ED-XRF is a suitable technique for the authentication of coconut sugar, because it has the sensitivity required to analyse many of the essential elements P, Cl, K, Ca, Fe, Cu, Br, Rb, and Sr in coconut sugar. The lack of sensitivity to detect most of the mentioned elements in cane sugar, and seemly in beetroot sugar although more samples in this category should be analysed to confirm this hypothesis, makes this method particularly suitable for the purpose of detecting substitution of coconut sugar by cane sugar. A coconut sugar in which the mass fractions of several of the elements mentioned are either below the LoQ of the method or outside the normal range should be considered suspect and if deemed necessary undergo further, more elaborated/specific tests.

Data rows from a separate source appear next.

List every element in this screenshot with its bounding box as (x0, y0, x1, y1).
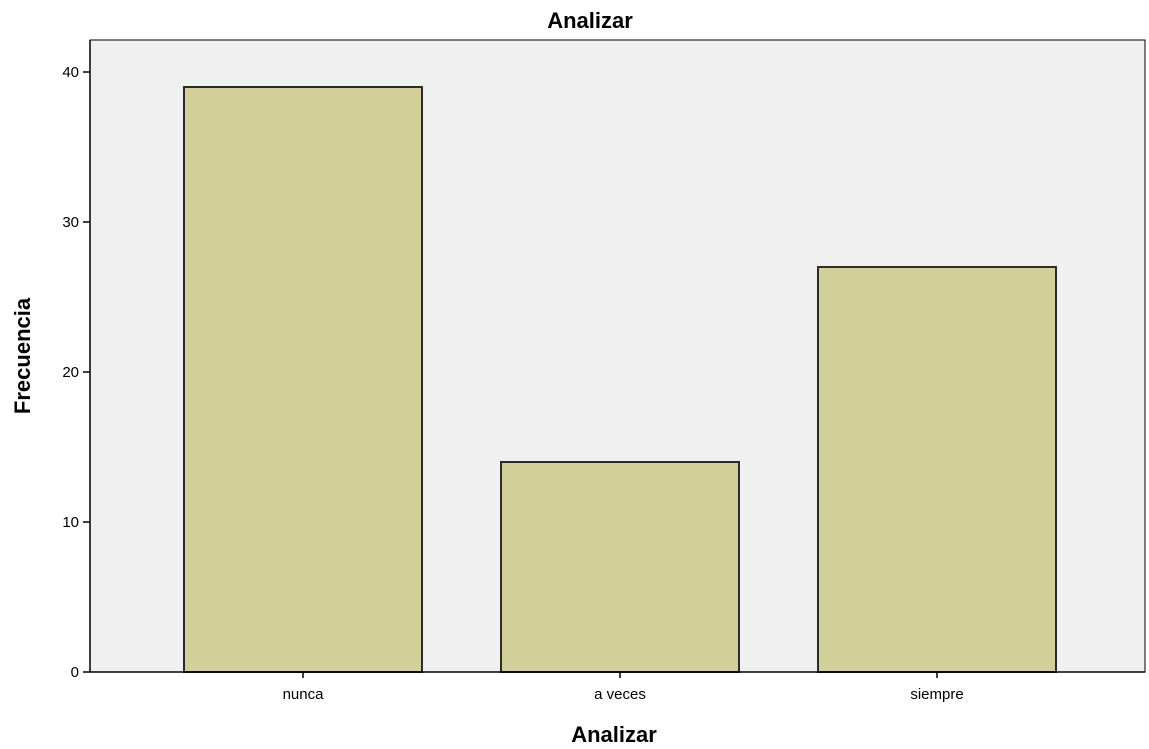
y-axis-title: Frecuencia (10, 297, 35, 414)
bars-group (183, 86, 1057, 673)
x-axis-title: Analizar (571, 722, 657, 747)
y-tick-label-40: 40 (62, 64, 79, 81)
bar-siempre (817, 266, 1057, 673)
bar-nunca (183, 86, 423, 673)
x-tick-label-siempre: siempre (910, 686, 963, 703)
y-tick-label-10: 10 (62, 514, 79, 531)
y-tick-label-30: 30 (62, 214, 79, 231)
chart-title: Analizar (547, 8, 633, 33)
y-axis: 0 10 20 30 40 (62, 40, 91, 681)
y-tick-label-20: 20 (62, 364, 79, 381)
x-tick-label-a-veces: a veces (594, 686, 646, 703)
bar-a-veces (500, 461, 740, 673)
x-axis: nunca a veces siempre (90, 671, 1145, 703)
x-tick-label-nunca: nunca (283, 686, 325, 703)
y-tick-label-0: 0 (71, 664, 79, 681)
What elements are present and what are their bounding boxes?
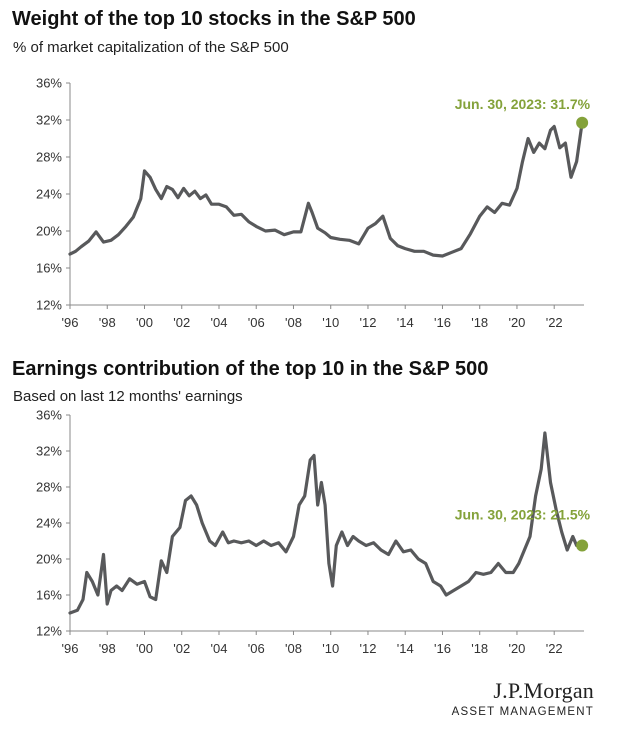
y-tick-label: 20% xyxy=(36,224,62,239)
x-tick-label: '00 xyxy=(136,315,153,330)
y-tick-label: 24% xyxy=(36,187,62,202)
chart-subtitle: Based on last 12 months' earnings xyxy=(13,388,243,405)
x-tick-label: '16 xyxy=(434,641,451,656)
y-tick-label: 36% xyxy=(36,408,62,423)
y-tick-label: 32% xyxy=(36,113,62,128)
x-tick-label: '96 xyxy=(62,641,79,656)
series-line xyxy=(68,431,584,615)
highlight-label: Jun. 30, 2023: 31.7% xyxy=(455,96,591,112)
x-tick-label: '08 xyxy=(285,315,302,330)
x-tick-label: '98 xyxy=(99,641,116,656)
y-tick-label: 12% xyxy=(36,298,62,313)
x-tick-label: '18 xyxy=(471,315,488,330)
chart-1: Weight of the top 10 stocks in the S&P 5… xyxy=(0,0,640,350)
y-tick-label: 36% xyxy=(36,76,62,91)
x-tick-label: '02 xyxy=(173,315,190,330)
y-tick-label: 16% xyxy=(36,261,62,276)
x-tick-label: '96 xyxy=(62,315,79,330)
x-tick-label: '06 xyxy=(248,315,265,330)
x-tick-label: '08 xyxy=(285,641,302,656)
chart-plot: 12% 16% 20% 24% 28% 32% 36% '96 '98 '00 '02 '04 '06 '… xyxy=(36,76,591,331)
y-tick-label: 32% xyxy=(36,444,62,459)
x-tick-label: '12 xyxy=(359,641,376,656)
chart-2: Earnings contribution of the top 10 in t… xyxy=(0,350,640,680)
x-tick-label: '06 xyxy=(248,641,265,656)
x-tick-label: '00 xyxy=(136,641,153,656)
brand-name: J.P.Morgan xyxy=(493,678,594,703)
y-tick-label: 28% xyxy=(36,150,62,165)
x-tick-label: '22 xyxy=(546,315,563,330)
x-tick-label: '02 xyxy=(173,641,190,656)
x-tick-label: '14 xyxy=(397,315,414,330)
y-tick-label: 20% xyxy=(36,552,62,567)
x-tick-label: '16 xyxy=(434,315,451,330)
y-tick-label: 28% xyxy=(36,480,62,495)
chart-subtitle: % of market capitalization of the S&P 50… xyxy=(13,39,289,56)
x-tick-label: '20 xyxy=(508,315,525,330)
x-tick-label: '12 xyxy=(359,315,376,330)
x-tick-label: '04 xyxy=(211,641,228,656)
highlight-point xyxy=(576,539,589,552)
y-tick-label: 16% xyxy=(36,588,62,603)
y-tick-label: 24% xyxy=(36,516,62,531)
chart-title: Earnings contribution of the top 10 in t… xyxy=(12,358,489,380)
x-tick-label: '98 xyxy=(99,315,116,330)
x-tick-label: '10 xyxy=(322,315,339,330)
x-tick-label: '22 xyxy=(546,641,563,656)
x-tick-label: '04 xyxy=(211,315,228,330)
chart-plot: 12% 16% 20% 24% 28% 32% 36% '96 '98 '00 '02 '04 '06 '… xyxy=(36,408,591,657)
highlight-point xyxy=(576,116,589,129)
y-tick-label: 12% xyxy=(36,624,62,639)
x-tick-label: '14 xyxy=(397,641,414,656)
series-line xyxy=(68,121,584,258)
highlight-label: Jun. 30, 2023: 21.5% xyxy=(455,507,591,523)
x-tick-label: '20 xyxy=(508,641,525,656)
x-tick-label: '18 xyxy=(471,641,488,656)
chart-title: Weight of the top 10 stocks in the S&P 5… xyxy=(12,8,416,30)
brand-subtitle: ASSET MANAGEMENT xyxy=(451,706,594,718)
jpmorgan-logo: J.P.Morgan ASSET MANAGEMENT xyxy=(452,678,594,718)
x-tick-label: '10 xyxy=(322,641,339,656)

As hardly any sample treatment is needed, ED-XRF analysis in combination with statistical data treatment would be a good screening method for authentication/classification of coconut sugar, being an attractive alternative to IRMS. Many control laboratories have experience in the analysis of major and trace elements and could easily implement the method described. ED-XRF analysis can be carried out with hand-held devices, making it very competitive from an economic point of view.